Debugging Kubernetes OOMKilled in Go: Memory Leaks & pprof

There is nothing more frustrating than waking up to a PagerDuty alert because your pods are stuck in a CrashLoopBackOff. You check the logs, but they end abruptly. You check the Kubernetes events, and there it is: OOMKilled (Exit Code 137). The container exceeded its memory limit, and the Linux kernel stepped in to terminate the process. In a recent high-throughput microservice handling 15k TPS, we faced this exact scenario—memory usage would slowly creep up until the inevitable crash, despite our calculations suggesting plenty of headroom.

The Root Cause: Go GC vs. Kubernetes Limits

When debugging memory issues in Go on Kubernetes, it is crucial to understand that the Go Runtime and the Kubernetes Cgroups limits do not always talk to each other by default. The Go Garbage Collector (GC) is designed to optimize for throughput and CPU usage, often allowing the heap to grow significantly before triggering a collection. If this growth outpaces the hard limit set in your resources.limits.memory, the OS kills the app before the GC can reclaim space.

Critical Misconception: High memory usage isn't always a code leak. It is often a configuration mismatch where the Go runtime is unaware of the container's memory ceiling.

Step 1: Instrumentation with pprof

To differentiate between a configuration issue and a genuine memory leak (e.g., unclosed response bodies, growing maps, or goroutine leaks), you must inspect the heap. The standard tool for this is pprof. We need to expose the debug endpoint to capture a live profile.

Add the following import to your main entry file. This automatically registers the debug handlers under /debug/pprof/.

// main.go
import (
    "net/http"
    _ "net/http/pprof" // Implicitly registers pprof handlers
    "log"
)

func main() {
    // Start a separate server for profiling to avoid exposing it publicly
    go func() {
        log.Println(http.ListenAndServe("localhost:6060", nil))
    }()
    
    // Your application logic...
}
Security Note: Never expose pprof on a public port. Bind it to localhost or use a sidecar/forwarding mechanism to access it securely.

Step 2: Capturing and Analyzing the Heap

Once the application is running (and approaching its memory limit), you need to capture a snapshot.
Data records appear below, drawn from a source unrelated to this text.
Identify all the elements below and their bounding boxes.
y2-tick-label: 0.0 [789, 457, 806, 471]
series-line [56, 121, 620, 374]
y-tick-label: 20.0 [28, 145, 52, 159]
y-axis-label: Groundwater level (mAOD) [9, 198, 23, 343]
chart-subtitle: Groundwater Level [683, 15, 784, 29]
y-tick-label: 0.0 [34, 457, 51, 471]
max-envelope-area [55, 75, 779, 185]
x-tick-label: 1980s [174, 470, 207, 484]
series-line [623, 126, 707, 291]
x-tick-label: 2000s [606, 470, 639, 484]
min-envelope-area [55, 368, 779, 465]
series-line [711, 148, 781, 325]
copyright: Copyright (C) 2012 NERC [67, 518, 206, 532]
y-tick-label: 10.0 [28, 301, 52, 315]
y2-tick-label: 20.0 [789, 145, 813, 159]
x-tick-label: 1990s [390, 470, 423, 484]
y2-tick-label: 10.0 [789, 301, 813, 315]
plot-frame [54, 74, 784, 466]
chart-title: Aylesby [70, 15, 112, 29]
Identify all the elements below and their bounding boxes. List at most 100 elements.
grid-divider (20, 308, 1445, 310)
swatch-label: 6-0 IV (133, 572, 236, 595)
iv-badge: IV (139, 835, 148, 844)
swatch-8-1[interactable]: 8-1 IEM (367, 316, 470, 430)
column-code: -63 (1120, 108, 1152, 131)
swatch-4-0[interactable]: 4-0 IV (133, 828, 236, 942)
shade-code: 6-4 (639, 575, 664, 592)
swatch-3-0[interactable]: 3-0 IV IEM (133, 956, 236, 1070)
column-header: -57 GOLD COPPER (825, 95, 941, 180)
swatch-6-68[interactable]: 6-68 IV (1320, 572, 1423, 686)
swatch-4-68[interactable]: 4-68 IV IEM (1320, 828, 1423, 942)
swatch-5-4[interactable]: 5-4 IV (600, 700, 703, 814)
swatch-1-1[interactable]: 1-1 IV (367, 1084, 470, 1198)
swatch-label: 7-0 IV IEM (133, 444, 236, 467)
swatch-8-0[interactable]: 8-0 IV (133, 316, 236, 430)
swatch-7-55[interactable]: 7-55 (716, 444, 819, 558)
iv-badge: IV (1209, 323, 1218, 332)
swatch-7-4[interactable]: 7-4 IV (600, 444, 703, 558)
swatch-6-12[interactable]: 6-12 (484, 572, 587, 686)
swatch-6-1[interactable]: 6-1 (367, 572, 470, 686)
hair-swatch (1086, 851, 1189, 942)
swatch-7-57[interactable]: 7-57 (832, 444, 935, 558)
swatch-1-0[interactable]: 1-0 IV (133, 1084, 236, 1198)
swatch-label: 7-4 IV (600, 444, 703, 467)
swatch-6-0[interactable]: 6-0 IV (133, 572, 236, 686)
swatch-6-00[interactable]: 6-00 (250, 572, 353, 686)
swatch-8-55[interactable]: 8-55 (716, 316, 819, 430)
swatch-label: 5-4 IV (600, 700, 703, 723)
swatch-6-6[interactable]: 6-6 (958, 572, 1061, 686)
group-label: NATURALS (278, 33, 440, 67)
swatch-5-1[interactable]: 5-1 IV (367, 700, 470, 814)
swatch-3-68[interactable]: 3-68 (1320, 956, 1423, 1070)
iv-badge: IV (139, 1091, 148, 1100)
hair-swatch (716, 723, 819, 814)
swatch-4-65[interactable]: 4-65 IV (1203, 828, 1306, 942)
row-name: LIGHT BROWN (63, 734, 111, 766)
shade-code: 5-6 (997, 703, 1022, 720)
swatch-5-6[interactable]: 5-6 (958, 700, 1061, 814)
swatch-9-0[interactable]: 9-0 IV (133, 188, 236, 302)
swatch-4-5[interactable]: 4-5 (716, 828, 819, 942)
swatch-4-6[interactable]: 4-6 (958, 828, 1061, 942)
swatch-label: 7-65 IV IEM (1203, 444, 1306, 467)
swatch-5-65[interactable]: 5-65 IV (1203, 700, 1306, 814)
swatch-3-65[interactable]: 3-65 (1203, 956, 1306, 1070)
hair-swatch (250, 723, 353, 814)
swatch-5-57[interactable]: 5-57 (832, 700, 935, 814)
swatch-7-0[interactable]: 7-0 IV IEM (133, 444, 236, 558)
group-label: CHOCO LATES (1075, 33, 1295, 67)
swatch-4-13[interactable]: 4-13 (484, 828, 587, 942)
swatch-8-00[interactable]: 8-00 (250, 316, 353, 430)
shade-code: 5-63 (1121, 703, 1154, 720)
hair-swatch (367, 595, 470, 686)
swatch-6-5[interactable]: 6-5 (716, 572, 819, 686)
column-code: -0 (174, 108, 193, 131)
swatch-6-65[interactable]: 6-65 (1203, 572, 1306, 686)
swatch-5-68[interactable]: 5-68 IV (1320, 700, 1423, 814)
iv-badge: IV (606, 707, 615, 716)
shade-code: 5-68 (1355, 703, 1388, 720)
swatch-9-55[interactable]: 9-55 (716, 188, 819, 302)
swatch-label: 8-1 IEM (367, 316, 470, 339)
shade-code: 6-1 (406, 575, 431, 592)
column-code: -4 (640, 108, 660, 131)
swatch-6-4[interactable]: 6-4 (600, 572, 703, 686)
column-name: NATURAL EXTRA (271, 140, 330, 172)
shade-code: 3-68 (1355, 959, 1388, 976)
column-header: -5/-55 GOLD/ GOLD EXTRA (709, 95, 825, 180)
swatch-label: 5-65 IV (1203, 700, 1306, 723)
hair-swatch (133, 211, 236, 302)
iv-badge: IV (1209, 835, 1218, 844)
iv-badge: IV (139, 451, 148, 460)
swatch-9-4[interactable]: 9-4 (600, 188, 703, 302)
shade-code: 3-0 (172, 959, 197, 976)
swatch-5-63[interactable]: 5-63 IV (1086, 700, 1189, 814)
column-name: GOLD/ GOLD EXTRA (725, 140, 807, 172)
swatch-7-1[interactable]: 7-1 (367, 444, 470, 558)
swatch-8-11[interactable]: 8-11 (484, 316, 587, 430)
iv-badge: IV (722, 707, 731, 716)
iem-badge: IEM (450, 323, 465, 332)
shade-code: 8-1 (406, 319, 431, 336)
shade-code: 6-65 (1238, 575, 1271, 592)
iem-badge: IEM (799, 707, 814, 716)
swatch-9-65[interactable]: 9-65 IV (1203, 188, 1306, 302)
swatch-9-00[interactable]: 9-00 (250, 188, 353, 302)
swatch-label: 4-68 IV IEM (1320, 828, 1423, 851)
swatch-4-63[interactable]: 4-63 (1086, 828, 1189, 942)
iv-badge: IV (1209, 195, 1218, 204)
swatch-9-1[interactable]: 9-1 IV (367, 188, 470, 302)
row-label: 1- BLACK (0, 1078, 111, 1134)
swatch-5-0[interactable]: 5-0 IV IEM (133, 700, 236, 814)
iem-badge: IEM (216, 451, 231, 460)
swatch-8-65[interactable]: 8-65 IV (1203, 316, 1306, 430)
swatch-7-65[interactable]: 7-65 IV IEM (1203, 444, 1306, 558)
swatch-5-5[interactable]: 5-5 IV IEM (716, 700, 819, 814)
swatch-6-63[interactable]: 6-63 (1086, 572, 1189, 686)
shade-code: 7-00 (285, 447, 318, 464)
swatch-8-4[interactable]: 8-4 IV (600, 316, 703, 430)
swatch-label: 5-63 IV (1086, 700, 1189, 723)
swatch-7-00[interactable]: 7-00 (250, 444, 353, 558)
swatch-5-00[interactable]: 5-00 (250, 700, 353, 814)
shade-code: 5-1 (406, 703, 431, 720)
Use kubectl port-forward to tunnel into the pod.

# Port forward to the profiling port
kubectl port-forward pod/my-app-pod-12345 6060:6060

# Capture the heap profile
go tool pprof -http=:8080 http://localhost:6060/debug/pprof/heap

This command opens a web interface. Navigate to the "Alloc Space" view to see total allocations and "Inuse Space" to see what is currently holding memory. If "Inuse Space" is dominated by a specific object that continues to grow over time, you have a leak. If the memory is fragmented or high but stable, you likely have a tuning issue.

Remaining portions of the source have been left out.